Monday, November 09, 2015
THE SLEEPING BEAST WITHIN (1960) - Seijun Suzuki
The Lincoln Center Film Society program billed this pulpy Father May Not Know Best crime story a "proto-Breaking Bad." That may be a bit of an overstatement, but, hey, with a director as criminally underappreciated as Suzuki, can you blame them for invoking Walter White to get some asses into seats?
Hiroyuki Nagato from O-Line again plays a reporter (much nicer, more principled this time) tasked by the daughter of a traveling businessman to help her find her father when he disappears soon after arriving from an overseas trip. As it so happens, Dad's fallen in with a heroin smuggling racket while away and is now indebted to assist them with their transportation operations. Like BB's Walter White, he started out a mild-mannered salary man who had enough of the quiet, desperate middle class life and decided to "go out with a bang" for his retirement. Unlike BB's Heisenberg, he does end up showing a shred of remorse for these decisions. He may not start his own Blue Meth empire exactly, but he does go out with a bang. Or at least in a sizable house fire.
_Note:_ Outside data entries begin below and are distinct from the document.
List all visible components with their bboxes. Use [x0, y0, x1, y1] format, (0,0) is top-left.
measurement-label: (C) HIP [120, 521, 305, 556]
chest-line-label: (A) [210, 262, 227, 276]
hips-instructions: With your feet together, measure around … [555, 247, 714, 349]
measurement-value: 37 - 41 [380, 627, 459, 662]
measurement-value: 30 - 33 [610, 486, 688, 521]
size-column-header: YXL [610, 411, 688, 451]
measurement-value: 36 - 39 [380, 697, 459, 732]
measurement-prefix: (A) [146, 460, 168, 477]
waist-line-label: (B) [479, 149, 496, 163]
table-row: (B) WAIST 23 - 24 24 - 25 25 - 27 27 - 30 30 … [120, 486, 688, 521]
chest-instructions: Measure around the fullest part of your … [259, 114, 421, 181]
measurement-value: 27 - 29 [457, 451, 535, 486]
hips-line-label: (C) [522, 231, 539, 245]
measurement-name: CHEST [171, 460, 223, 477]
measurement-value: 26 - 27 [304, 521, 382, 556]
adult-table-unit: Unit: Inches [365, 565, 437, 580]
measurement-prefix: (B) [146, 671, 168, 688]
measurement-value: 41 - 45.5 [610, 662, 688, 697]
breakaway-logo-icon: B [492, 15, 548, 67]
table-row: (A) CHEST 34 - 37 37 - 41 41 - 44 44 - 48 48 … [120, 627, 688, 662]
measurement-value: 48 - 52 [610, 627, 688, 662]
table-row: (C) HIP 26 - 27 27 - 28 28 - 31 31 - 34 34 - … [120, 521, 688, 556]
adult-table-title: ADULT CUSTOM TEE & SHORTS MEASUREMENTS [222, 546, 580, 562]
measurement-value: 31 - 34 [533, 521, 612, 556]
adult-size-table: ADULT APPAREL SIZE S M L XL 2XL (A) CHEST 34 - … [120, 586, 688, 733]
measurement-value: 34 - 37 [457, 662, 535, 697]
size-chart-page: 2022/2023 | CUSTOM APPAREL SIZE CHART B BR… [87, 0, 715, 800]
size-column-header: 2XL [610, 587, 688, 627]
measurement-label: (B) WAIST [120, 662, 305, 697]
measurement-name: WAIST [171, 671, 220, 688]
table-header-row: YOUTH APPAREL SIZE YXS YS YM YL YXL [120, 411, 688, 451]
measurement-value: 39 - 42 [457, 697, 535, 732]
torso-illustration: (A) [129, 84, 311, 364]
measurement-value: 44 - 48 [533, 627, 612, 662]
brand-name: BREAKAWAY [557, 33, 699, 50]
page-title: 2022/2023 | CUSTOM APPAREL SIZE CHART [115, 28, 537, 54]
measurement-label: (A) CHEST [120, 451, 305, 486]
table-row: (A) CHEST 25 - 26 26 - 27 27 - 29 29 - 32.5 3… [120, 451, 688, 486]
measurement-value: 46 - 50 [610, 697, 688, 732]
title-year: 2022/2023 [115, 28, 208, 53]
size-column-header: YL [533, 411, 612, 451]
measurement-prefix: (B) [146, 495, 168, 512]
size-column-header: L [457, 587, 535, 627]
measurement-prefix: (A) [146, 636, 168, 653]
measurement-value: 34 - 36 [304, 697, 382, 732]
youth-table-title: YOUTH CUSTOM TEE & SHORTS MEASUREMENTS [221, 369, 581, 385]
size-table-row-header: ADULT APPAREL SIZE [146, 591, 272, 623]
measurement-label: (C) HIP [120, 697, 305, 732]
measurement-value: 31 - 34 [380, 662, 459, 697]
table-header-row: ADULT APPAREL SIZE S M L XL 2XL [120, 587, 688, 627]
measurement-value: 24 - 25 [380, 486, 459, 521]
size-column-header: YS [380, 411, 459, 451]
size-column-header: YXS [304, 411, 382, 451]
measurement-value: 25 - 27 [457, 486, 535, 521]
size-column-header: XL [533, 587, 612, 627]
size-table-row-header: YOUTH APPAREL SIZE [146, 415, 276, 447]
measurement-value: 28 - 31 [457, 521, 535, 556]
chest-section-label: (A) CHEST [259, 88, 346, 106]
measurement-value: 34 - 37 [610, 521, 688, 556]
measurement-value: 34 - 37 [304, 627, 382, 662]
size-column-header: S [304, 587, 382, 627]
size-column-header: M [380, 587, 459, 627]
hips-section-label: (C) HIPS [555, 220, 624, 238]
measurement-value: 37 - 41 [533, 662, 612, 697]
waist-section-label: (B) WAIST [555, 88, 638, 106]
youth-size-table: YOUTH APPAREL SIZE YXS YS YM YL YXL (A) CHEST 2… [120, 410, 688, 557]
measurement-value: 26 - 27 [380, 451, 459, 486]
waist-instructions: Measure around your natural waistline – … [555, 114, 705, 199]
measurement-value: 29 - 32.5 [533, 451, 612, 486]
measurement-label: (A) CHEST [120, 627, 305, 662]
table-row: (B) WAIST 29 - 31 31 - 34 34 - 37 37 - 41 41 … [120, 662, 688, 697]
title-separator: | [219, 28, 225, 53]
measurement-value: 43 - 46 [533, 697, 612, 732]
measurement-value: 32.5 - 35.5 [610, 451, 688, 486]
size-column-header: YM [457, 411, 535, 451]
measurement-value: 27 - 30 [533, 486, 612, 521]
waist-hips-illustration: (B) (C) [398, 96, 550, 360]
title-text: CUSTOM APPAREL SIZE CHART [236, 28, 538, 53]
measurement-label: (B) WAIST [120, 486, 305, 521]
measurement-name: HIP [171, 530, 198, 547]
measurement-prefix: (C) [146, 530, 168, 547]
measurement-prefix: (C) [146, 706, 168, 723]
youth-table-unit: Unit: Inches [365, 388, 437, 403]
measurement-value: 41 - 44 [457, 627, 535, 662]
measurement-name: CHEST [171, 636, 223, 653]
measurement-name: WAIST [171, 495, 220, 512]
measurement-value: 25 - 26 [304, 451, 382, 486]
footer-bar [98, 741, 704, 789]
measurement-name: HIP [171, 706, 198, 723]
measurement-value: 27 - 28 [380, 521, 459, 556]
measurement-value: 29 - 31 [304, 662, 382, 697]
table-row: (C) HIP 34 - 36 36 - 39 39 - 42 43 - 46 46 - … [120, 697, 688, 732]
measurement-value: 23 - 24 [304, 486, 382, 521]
This is another of Suzuki's more straightforward efforts, though there's some handy-dandy experimentation with flashback super-impositions framed in the corners when a character is relating a story. It's sort of a classier riff on the everyday split-screen. Of the four Year 1960 Suzuki's I've seen (he made five that year according to Wikipedia), this may be my favorite of the bunch.